The modifications in the Woodward procedure have been proposed to include additional excision of the medial border of the scapula to prevent postoperative apparent winging of the scapula by decreasing its horizontal width [38], Anterior release of the scapula followed by its rotation to correct the varus orientation of the glenoid cavity [50], or combination of the lowering of the scapula with correction of the varus position of the glenoid by placement of an absorbable suture through the superomedial portion of the scapula [42].

Recently, Soldado et al [13] performed a minimally invasive approach endoscopic Woodward procedure in one patient with access through two small incisions at the level of the upper and lower angles of the scapula. Near-symmetrical shoulder elevation was achieved, with an excellent cosmetic result.

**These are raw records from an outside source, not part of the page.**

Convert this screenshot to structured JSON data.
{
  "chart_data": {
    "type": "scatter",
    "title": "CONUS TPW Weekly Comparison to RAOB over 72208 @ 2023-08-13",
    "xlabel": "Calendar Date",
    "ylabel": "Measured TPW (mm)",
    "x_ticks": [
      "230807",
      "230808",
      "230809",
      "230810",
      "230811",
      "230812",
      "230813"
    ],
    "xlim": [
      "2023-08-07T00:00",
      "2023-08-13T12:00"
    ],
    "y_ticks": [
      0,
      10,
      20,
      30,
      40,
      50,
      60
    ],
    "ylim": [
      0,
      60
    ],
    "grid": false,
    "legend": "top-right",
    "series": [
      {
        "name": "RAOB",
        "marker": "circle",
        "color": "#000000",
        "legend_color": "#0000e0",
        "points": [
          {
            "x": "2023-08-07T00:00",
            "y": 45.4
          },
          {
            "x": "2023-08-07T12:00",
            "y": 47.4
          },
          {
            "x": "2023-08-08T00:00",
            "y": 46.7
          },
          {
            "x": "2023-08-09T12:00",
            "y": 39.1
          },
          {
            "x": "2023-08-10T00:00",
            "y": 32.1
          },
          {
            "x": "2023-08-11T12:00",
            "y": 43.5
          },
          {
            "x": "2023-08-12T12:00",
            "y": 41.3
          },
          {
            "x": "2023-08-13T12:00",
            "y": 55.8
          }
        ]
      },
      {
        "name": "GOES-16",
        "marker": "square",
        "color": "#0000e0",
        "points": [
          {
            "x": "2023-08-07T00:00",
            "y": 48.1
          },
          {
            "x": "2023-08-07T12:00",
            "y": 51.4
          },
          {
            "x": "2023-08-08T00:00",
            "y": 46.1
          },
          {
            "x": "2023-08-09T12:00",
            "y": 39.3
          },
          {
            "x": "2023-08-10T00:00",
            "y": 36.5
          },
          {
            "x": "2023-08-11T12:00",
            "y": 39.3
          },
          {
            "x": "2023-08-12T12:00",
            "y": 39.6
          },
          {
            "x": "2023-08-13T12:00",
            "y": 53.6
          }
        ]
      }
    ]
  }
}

The vertical scapular osteotomy can correct cosmesis and shoulder function via the creation of scapular osteotomy at about 1 cm from the medial border in addition to the release of fibrous bands tethering scapula to the chest wall. The procedure associated with satisfactory results, however, the presence of complex rib anomalies may affect the postoperative outcome [44,51,52].

Another scapular osteotomy technique was described by Mears [43], including a partial superomedial scapular resection, removal of any omovertebral connection and release of the long head of triceps from the scapula, which results in early restoration of shoulder function with significant improvement of cosmetic appearance [43,52-54].

Post-operative complications

During the inferior migration of the scapula, there is a risk for compression and injury of the brachial plexus resulting in postoperative brachial plexus palsy; however, many of these palsies are transient [41,42]. Therefore, it is important to prevent brachial plexus injury through clavicular osteotomy in order to reduce traction on other structures, in addition to intraoperative monitoring of somatosensoryevoked potential [55].

Postoperative scapular winging is another complication after the surgical management of SD which is common after both Green’s and Woodward procedures. Winging may be a result of abnormal height to width ratio of the dysplastic scapula, or due to the mechanical or neurological failure of serratus anterior [38]. Winging does not occur with scapular osteotomy, and can be managed by excision of the medial scapular border [12,44].

Postoperative scars are common after surgical management of SD due to large incisions and extensive dissection which can result in hypertrophic or keloid scarring [42,54,56]. The type and degree of scarring differ with the surgical procedure, thus scarring after Green's procedure is usually large and prone to hypertrophy; however, it is at midline and less obvious after Woodward procedure. The scars after scapular osteotomy are smaller, prone to hypertrophy and do not extend into the neck [15,44].


Undescended scapula, or Sprengel deformity, is a rare but serious congenital abnormality of the shoulder girdle which may result in significant shoulder asymmetry and limited abduction. The deformity is usually associated with multiple syndromes and omovertebral bone. To obtain a proper diagnosis, a plain chest x-ray should be performed initially followed by CT with 3-D reconstruction or MRI to assess the degree of deformity, determine other abnormalities, and decide the plan for treatment. The mild cases with the non-significant limitation of the shoulder function need physical therapy with no surgical intervention, while surgery is reserved for moderate to severe cases before the age of 8 years-old. The surgical procedures aim to improve cosmetic and functional difficulties, by removal of the protruding parts of the scapula and any omovertebral bone in addition to the lowering of the elevated scapula. Postoperative outcomes depend on patient age, associated abnormalities and co-morbidity, with near similar results for each of the surgical procedure. Postoperative brachial plexus injury and scapular winging can be reduced by performing a clavicle osteotomy and use of scapular osteotomy procedures, respectively. The future introducing of the minimally invasive techniques in the management of undescended scapula may reduce postoperative scarring associated with contemporary large surgical incisions.